И правильно делали: немцы, все и каждый из них, достойны ненависти и презрения. Долль тоже кое-кого ненавидел, например старого ветеринара Виллема-порося, а также скопом нацистов, всех до одного. Но теперь его ненависть – и общая, и частная – иссякла: ведь он был не менее достоин ненависти, чем те, кого он ненавидел.
Ничего не осталось, Долль был опустошен – и им овладела глубокая апатия. Эта апатия, постоянно подстерегавшая его на протяжении последних месяцев, но на время заглушенная навязанной ему активной работой на бургомистерском посту, наконец-то прорвалась и завладела им. Он смотрел поверх стола, заваленного бумагами, его поджидали десятки срочных дел – но какой во всем этом смысл?.. Немцы обречены на гибель, и он в том числе! Все усилия тщетны!

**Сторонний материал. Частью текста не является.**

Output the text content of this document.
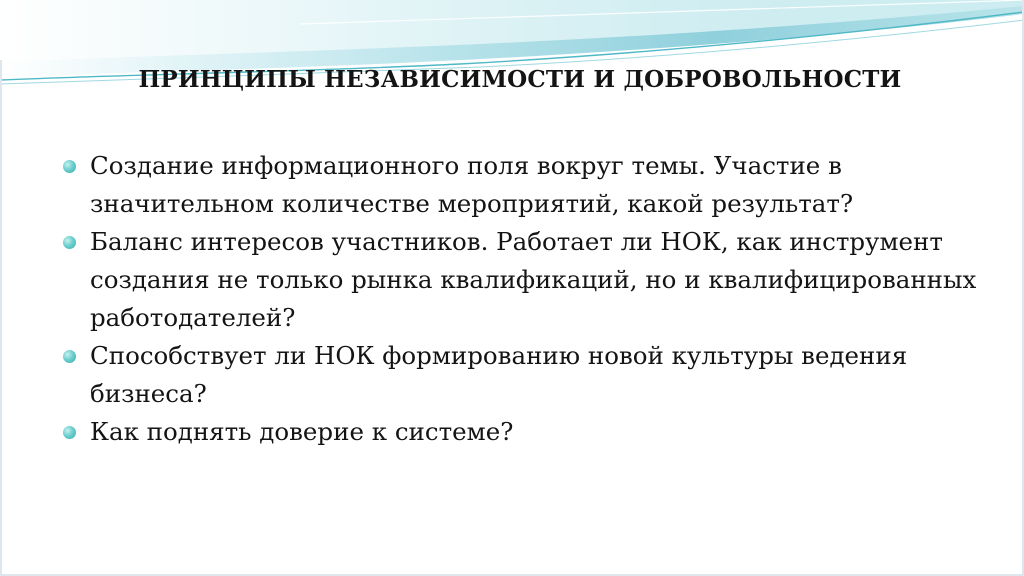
ПРИНЦИПЫ НЕЗАВИСИМОСТИ И ДОБРОВОЛЬНОСТИ
Создание информационного поля вокруг темы. Участие в значительном количестве мероприятий, какой результат?
Баланс интересов участников. Работает ли НОК, как инструмент создания не только рынка квалификаций, но и квалифицированных работодателей?
Способствует ли НОК формированию новой культуры ведения бизнеса?
Как поднять доверие к системе?
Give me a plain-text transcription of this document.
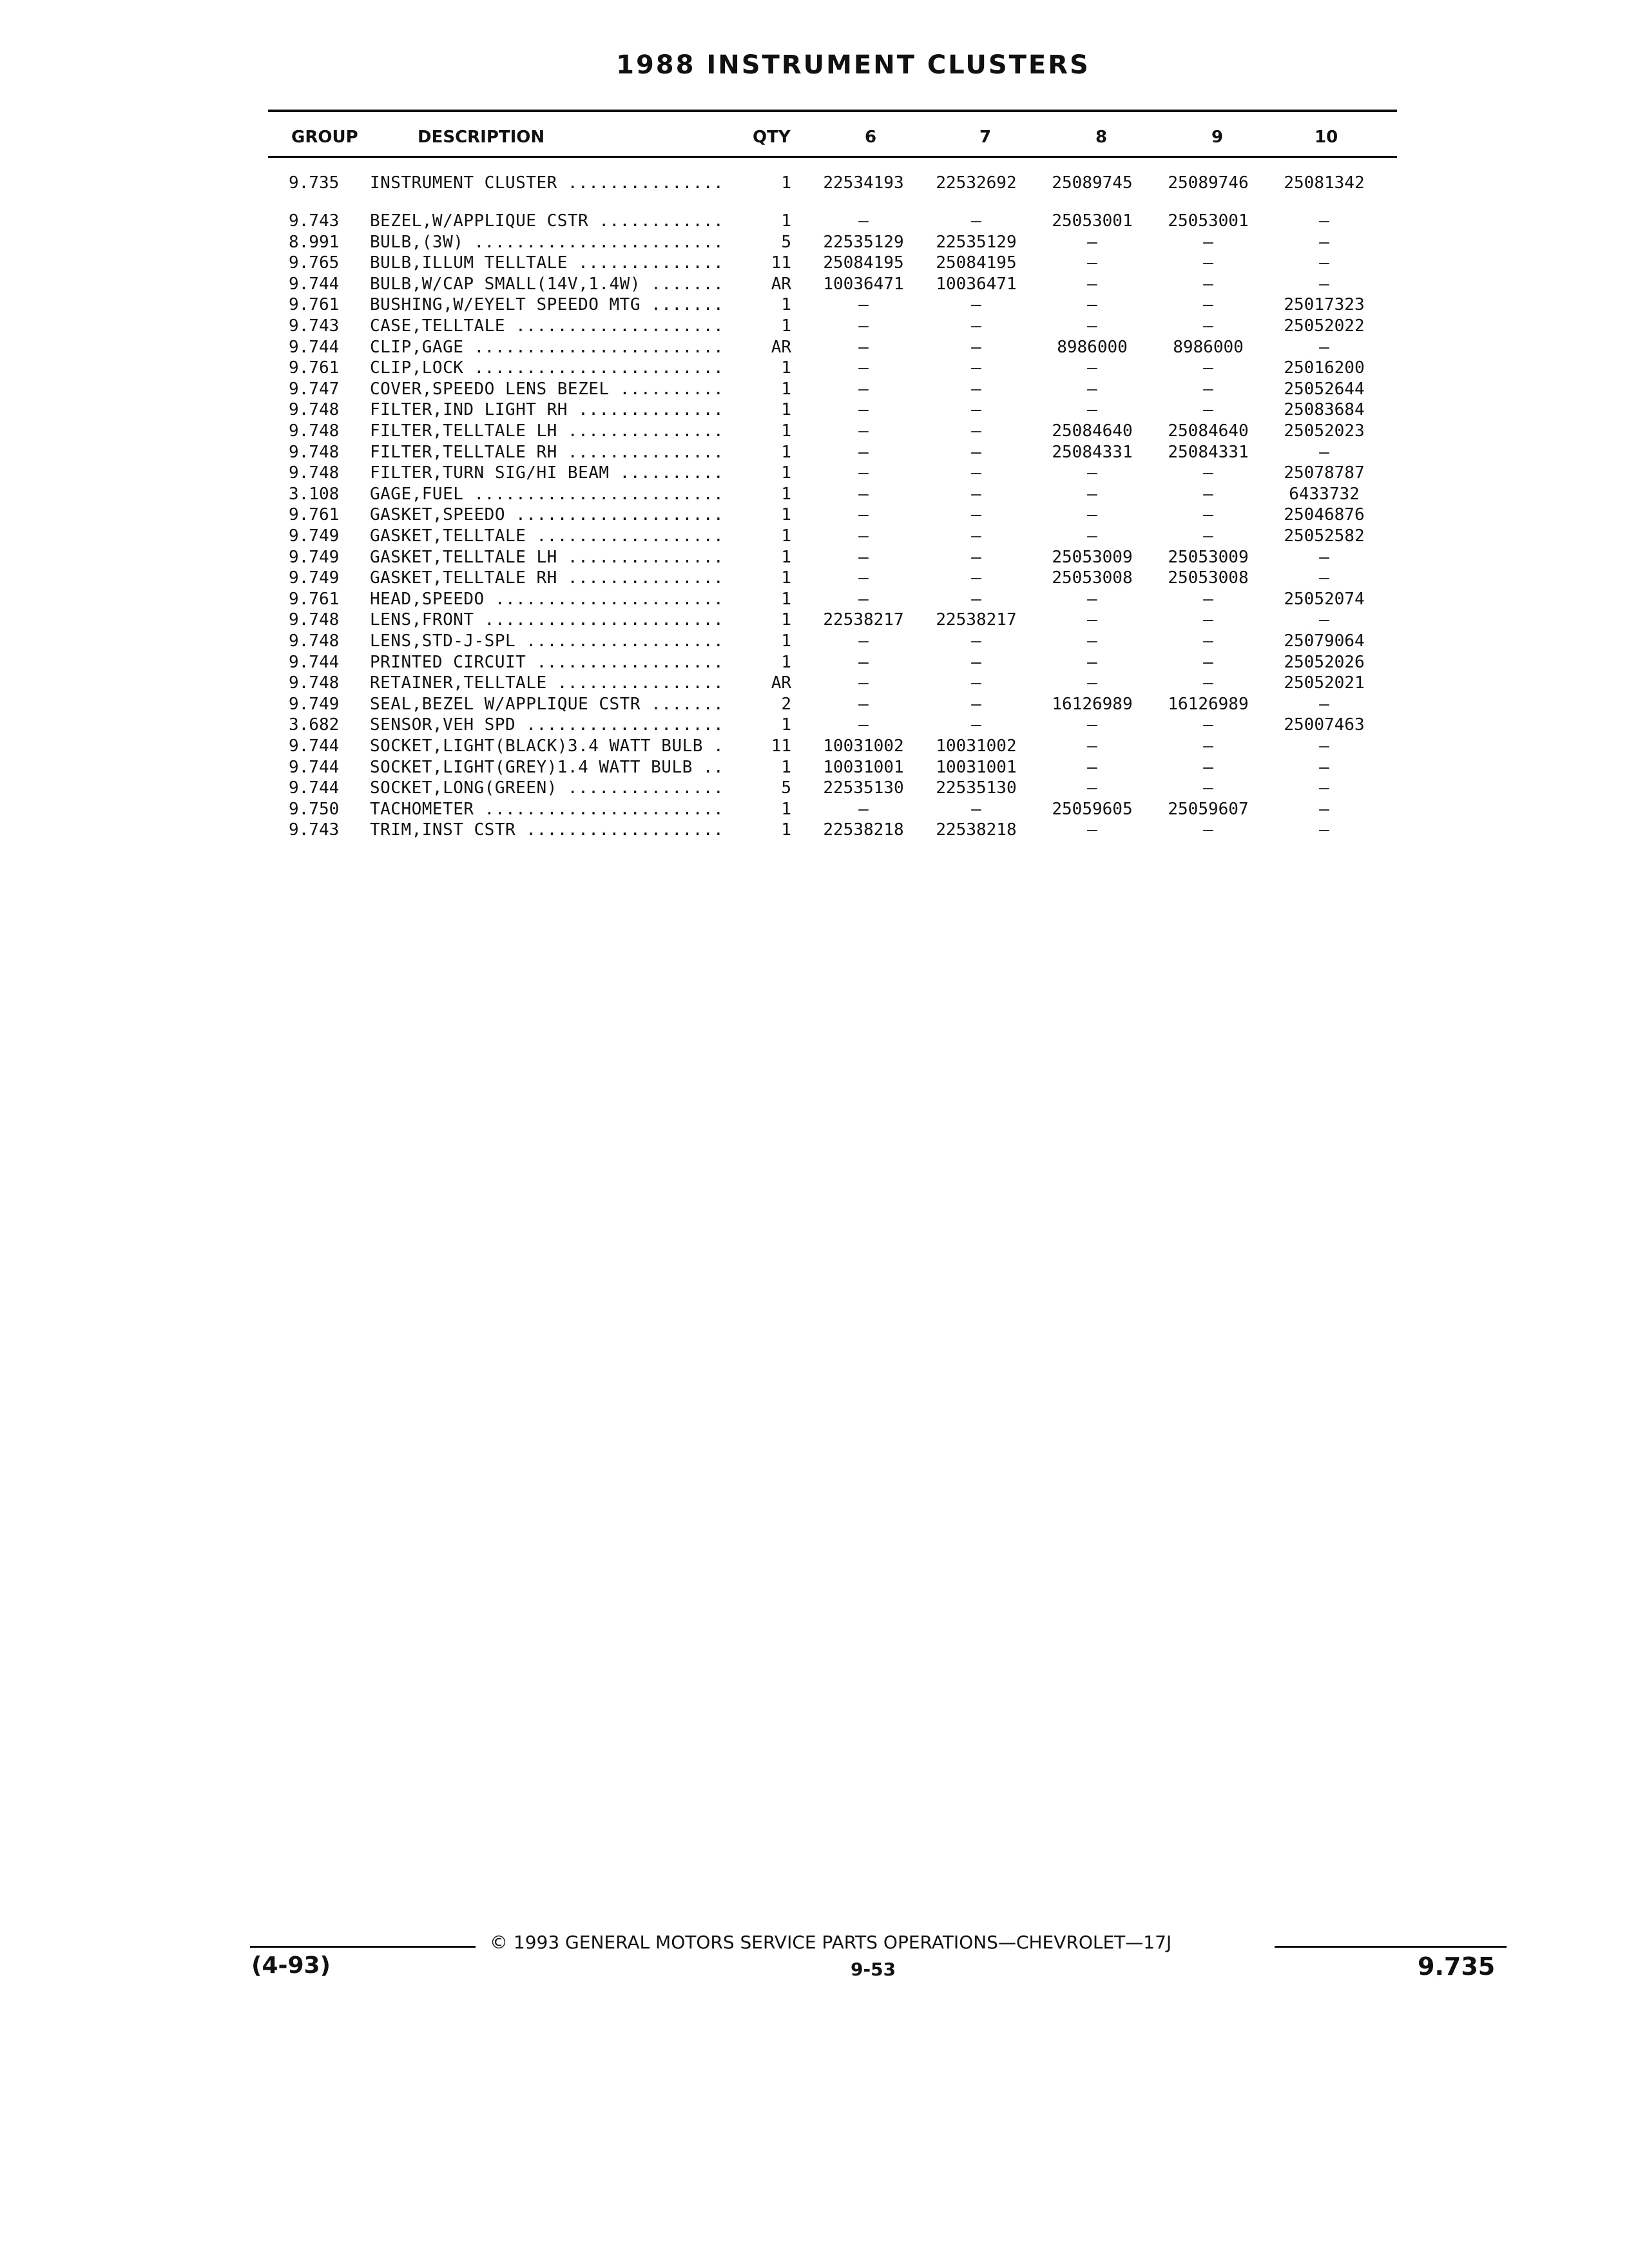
1988 INSTRUMENT CLUSTERS
GROUP	DESCRIPTION	QTY	6	7	8	9	10
9.735 INSTRUMENT CLUSTER ...............	1	22534193	22532692	25089745	25089746	25081342
9.743 BEZEL,W/APPLIQUE CSTR ............	1	—	—	25053001	25053001	—
8.991 BULB,(3W) ........................	5	22535129	22535129	—	—	—
9.765 BULB,ILLUM TELLTALE ..............	11	25084195	25084195	—	—	—
9.744 BULB,W/CAP SMALL(14V,1.4W) .......	AR	10036471	10036471	—	—	—
9.761 BUSHING,W/EYELT SPEEDO MTG .......	1	—	—	—	—	25017323
9.743 CASE,TELLTALE ....................	1	—	—	—	—	25052022
9.744 CLIP,GAGE ........................	AR	—	—	8986000	8986000	—
9.761 CLIP,LOCK ........................	1	—	—	—	—	25016200
9.747 COVER,SPEEDO LENS BEZEL ..........	1	—	—	—	—	25052644
9.748 FILTER,IND LIGHT RH ..............	1	—	—	—	—	25083684
9.748 FILTER,TELLTALE LH ...............	1	—	—	25084640	25084640	25052023
9.748 FILTER,TELLTALE RH ...............	1	—	—	25084331	25084331	—
9.748 FILTER,TURN SIG/HI BEAM ..........	1	—	—	—	—	25078787
3.108 GAGE,FUEL ........................	1	—	—	—	—	6433732
9.761 GASKET,SPEEDO ....................	1	—	—	—	—	25046876
9.749 GASKET,TELLTALE ..................	1	—	—	—	—	25052582
9.749 GASKET,TELLTALE LH ...............	1	—	—	25053009	25053009	—
9.749 GASKET,TELLTALE RH ...............	1	—	—	25053008	25053008	—
9.761 HEAD,SPEEDO ......................	1	—	—	—	—	25052074
9.748 LENS,FRONT .......................	1	22538217	22538217	—	—	—
9.748 LENS,STD-J-SPL ...................	1	—	—	—	—	25079064
9.744 PRINTED CIRCUIT ..................	1	—	—	—	—	25052026
9.748 RETAINER,TELLTALE ................	AR	—	—	—	—	25052021
9.749 SEAL,BEZEL W/APPLIQUE CSTR .......	2	—	—	16126989	16126989	—
3.682 SENSOR,VEH SPD ...................	1	—	—	—	—	25007463
9.744 SOCKET,LIGHT(BLACK)3.4 WATT BULB .	11	10031002	10031002	—	—	—
9.744 SOCKET,LIGHT(GREY)1.4 WATT BULB ..	1	10031001	10031001	—	—	—
9.744 SOCKET,LONG(GREEN) ...............	5	22535130	22535130	—	—	—
9.750 TACHOMETER .......................	1	—	—	25059605	25059607	—
9.743 TRIM,INST CSTR ...................	1	22538218	22538218	—	—	—
© 1993 GENERAL MOTORS SERVICE PARTS OPERATIONS—CHEVROLET—17J
(4-93)	9-53	9.735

В дверь заглянула секретарша:
– Пришли из комендатуры – вас срочно вызывают к коменданту, герр бургомистр!
– Да, хорошо, – отозвался он. – Сейчас иду…
Но никуда не пошел, а остался сидеть за столом; секретарша еще несколько раз напоминала ему о коменданте. Не то чтобы он думал о чем-то определенном, не то чтобы пытался побороть апатию – этот путь тоже бессмыслен, все пути бессмысленны, так как все ведут немцев в никуда…
Нет, он просто сидел, и никаких внятных соображений не было в его голове. Если бы он взялся описывать свое душевное состояние, то, наверное, сказал бы, что внутри у него клубился туман – серый, густой туман, в котором не видно ни зги и не слышно ни звука. И больше ничего…
Наконец – поддавшись настойчивым уговорам секретарши – он поднялся и отправился в комендатуру, просто потому, что ходил туда уже сотни раз. Это было ничуть не лучше и не хуже всего прочего, что он сейчас мог сделать. Пойдет он в комендатуру или нет, больше не имело значения. Ничто больше не имело значения – даже сам герр доктор Долль. Поражена была самая сердцевина его существа, и инстинкт самосохранения отказал.
Вскоре после этого бургомистр Долль серьезно заболел – и перестал быть бургомистром. Его жена, которой тоже нездоровилось, отправилась с ним в районную больницу…
Глава 5
Прибытие в Берлин
1 сентября этого беспощадного 1945 года герр и фрау Долль прибыли в Берлин. Они почти два месяца пролежали в больнице и по-прежнему были далеки от выздоровления. Но они боялись, что если еще промедлят, то потеряют берлинскую квартиру.
Поезд, который должен был отходить в полдень, тронулся только с наступлением сумерек; несмотря на разбитые окна и загаженные купе, он был переполнен. Набившиеся в неосвещенные вагоны люди были настроены агрессивно, взрывались от любого слова и каждого соперника в борьбе за сидячее место воспринимали как личного врага.